The letter from Dr. Jones was one of the earliest pieces of communication about what was happening at the home, but beyond being shared on Facebook, it wasn’t available to the general public. “It should have been put out officially, at that point,” Seymour-fagan says. “Somebody should have done that, and nobody did.”
In the meantime, Seymour-fagan and a few local residents have started a Bobcaygeon and Area COVID-19 Relief Fund. In less than one week, more than $70,000 has been raised. Pinecrest workers have also been receiving gift cards for groceries and gas, she says. And community officials are working to bring more personal protective equipment to the facility, supplies that Seymour-fagan says were limited to begin with.
The fund will also go toward supporting mental wellness counselling for frontline staff and local residents.
Elsewhere in the community, people are finding different ways to help. Aaron Shaw is a local arborist who has lived in Bobcaygeon for 43 years. For almost three weeks his work truck has served a different purpose. He and a half-dozen other locals have been delivering groceries free of charge to seniors in the area, completing upwards of 30 deliveries a day.
When reached for comment shortly after 9 a.m., he’s in his truck, having just completed a delivery, with three more en route.
“It’s devastating,” he says, of the feeling around town. “This is a small community. I’ve never seen anything like it. It’s sad. But the big thing I’m getting out of it is seeing how many people are coming together. It’s beautiful to see.”
The community has also been donating tablets to the remaining Pinecrest residents so they can video-call their families. Shaw was also behind the live stream event of the final Tragically Hip concert that was broadcast in the town during the summer of 2016. Before the pandemic hit, most people, if they knew of Bobcaygeon at all, knew about it because of the eponymous song.
“We’re known as the Hip town, but right now we’re known as the epidemic centre of it all,” he says. “But we will be known as the Hip town again. Mark my words.”
The downtown strip is empty now. Some residents remain fearful of leaving their homes. Many are unsure just how widely the virus might have spread and how safe it is to venture out.
Many of Bobcaygeon’s local businesses are seasonal, entirely dependent on the summer rush. Like everything else, it’s still uncertain what impact the coronavirus will have on the usual tourist season.
“There’s so much information that’s coming in, so we’re working as a group and we’re finding it helpful to support each other and share information and knowledge that we can then push out to our local businesses,” says Denise Benning-reid, the manager of the Bobcaygeon Chamber of Commerce. “But there’s so much community support and love that’s coming out of it. It feels like a very Canadian thing.”
The crisis at Pinecrest has altered any sense of normalcy, and an inquest could come in the months ahead, but the resolve of the community remains undeterred.
Last Sunday, The Tragically Hits, a local cover band, organized a community-wide singalong. Shortly before 6 p.m., front doors across the community began to creak open.
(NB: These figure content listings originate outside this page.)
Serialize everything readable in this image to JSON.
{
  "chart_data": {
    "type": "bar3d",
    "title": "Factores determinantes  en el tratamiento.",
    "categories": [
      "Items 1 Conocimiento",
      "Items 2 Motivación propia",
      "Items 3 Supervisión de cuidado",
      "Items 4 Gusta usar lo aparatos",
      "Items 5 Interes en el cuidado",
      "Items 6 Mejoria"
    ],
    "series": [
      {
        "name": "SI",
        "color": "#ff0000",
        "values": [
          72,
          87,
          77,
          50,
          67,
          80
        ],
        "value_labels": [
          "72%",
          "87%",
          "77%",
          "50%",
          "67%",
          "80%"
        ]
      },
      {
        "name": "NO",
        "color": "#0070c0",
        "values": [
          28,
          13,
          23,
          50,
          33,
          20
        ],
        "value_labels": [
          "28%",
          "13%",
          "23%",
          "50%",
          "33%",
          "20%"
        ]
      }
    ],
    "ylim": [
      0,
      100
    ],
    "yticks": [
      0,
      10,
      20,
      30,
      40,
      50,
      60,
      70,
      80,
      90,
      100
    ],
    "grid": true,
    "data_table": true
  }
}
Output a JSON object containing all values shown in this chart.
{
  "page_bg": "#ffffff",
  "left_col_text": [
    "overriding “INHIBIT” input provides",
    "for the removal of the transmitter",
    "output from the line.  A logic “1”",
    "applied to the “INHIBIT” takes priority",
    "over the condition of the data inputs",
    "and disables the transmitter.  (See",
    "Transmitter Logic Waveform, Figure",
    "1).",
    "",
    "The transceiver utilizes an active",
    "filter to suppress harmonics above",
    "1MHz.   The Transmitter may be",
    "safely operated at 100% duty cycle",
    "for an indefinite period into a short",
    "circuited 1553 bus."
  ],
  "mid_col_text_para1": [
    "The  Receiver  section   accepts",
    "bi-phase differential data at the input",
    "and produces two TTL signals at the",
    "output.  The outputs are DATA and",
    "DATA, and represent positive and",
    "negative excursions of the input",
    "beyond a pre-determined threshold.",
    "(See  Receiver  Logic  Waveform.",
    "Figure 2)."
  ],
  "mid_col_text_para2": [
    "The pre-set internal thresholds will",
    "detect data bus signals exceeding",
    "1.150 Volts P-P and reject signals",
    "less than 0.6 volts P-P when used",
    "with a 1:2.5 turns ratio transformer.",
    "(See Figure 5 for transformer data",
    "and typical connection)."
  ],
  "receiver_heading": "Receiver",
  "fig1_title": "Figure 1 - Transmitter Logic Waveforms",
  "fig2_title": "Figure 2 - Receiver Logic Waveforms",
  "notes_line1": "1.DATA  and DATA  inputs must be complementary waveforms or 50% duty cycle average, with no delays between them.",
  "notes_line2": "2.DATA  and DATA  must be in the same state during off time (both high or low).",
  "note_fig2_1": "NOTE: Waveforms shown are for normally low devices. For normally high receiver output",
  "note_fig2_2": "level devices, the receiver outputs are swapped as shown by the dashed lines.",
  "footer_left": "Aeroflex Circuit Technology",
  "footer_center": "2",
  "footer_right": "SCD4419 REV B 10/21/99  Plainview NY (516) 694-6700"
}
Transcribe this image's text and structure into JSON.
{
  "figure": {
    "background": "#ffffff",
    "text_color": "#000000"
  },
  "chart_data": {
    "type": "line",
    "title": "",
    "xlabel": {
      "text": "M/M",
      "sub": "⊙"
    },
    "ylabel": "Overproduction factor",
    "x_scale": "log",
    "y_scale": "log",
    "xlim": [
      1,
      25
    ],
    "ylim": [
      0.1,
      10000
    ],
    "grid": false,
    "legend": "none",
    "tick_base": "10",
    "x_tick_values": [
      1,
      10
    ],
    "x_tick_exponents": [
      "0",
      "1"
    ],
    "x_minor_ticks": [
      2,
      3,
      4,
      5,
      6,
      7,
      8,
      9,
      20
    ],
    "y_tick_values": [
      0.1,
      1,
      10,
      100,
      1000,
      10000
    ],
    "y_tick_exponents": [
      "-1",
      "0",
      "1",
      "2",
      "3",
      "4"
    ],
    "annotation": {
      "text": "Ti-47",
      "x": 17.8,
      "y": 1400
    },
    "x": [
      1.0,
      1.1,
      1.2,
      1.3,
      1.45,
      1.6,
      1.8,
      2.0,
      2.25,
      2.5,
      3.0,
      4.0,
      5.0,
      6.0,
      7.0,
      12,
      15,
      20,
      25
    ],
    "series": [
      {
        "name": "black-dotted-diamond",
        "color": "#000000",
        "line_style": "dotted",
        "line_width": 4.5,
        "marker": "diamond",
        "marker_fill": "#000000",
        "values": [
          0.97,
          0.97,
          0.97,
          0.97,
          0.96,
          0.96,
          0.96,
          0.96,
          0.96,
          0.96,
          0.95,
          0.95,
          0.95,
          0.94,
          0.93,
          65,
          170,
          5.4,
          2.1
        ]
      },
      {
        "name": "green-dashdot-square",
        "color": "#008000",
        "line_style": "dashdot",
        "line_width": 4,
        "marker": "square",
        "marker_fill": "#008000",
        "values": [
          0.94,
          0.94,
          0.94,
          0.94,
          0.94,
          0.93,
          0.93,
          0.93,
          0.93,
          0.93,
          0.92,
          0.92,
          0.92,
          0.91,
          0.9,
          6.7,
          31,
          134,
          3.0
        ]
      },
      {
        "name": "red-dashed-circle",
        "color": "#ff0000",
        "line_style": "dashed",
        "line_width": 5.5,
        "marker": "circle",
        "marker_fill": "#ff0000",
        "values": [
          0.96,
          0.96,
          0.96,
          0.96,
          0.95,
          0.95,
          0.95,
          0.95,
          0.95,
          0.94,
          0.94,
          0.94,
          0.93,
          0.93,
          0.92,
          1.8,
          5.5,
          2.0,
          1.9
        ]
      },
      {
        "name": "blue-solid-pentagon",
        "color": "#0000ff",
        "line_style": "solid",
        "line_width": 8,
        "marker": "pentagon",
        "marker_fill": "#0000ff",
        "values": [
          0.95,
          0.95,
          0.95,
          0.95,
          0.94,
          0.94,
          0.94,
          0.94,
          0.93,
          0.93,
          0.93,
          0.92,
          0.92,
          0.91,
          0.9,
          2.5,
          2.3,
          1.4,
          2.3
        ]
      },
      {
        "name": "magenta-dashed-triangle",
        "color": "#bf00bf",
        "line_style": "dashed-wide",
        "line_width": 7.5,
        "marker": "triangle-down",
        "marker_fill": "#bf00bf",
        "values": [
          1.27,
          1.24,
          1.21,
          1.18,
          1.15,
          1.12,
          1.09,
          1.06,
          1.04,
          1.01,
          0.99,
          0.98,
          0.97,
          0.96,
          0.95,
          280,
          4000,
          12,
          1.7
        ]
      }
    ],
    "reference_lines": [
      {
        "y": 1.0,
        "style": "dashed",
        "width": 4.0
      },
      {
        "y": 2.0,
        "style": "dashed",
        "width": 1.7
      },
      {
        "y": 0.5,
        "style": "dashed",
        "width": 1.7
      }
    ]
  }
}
People gathered on their porches, in their driveways, in the middle of barren streets, and their voices carried the eponymous song that the nation has come to know.
It was only a few summers ago that the downtown core was jammed with thousands of residents and visiting cottagers, all gathered to celebrate the Hip, and the spirit of this small town. That evening, the Hip waited until deep in their set to strum those familiar chords. The summer sky had shifted to deep ocean blue, and the street was alight with Gord Downie’s image and alive with the sound of his voice. When he stopped singing, the crowd kept going.
Their voices echoed across the night, as the nation listened in. Someday soon, they will echo again.
THERE WAS NO STAFF BECAUSE PEOPLE WERE SICK AND THEN THERE WAS NOBODY TO TAKE CARE OF THE PEOPLE. NOBODY.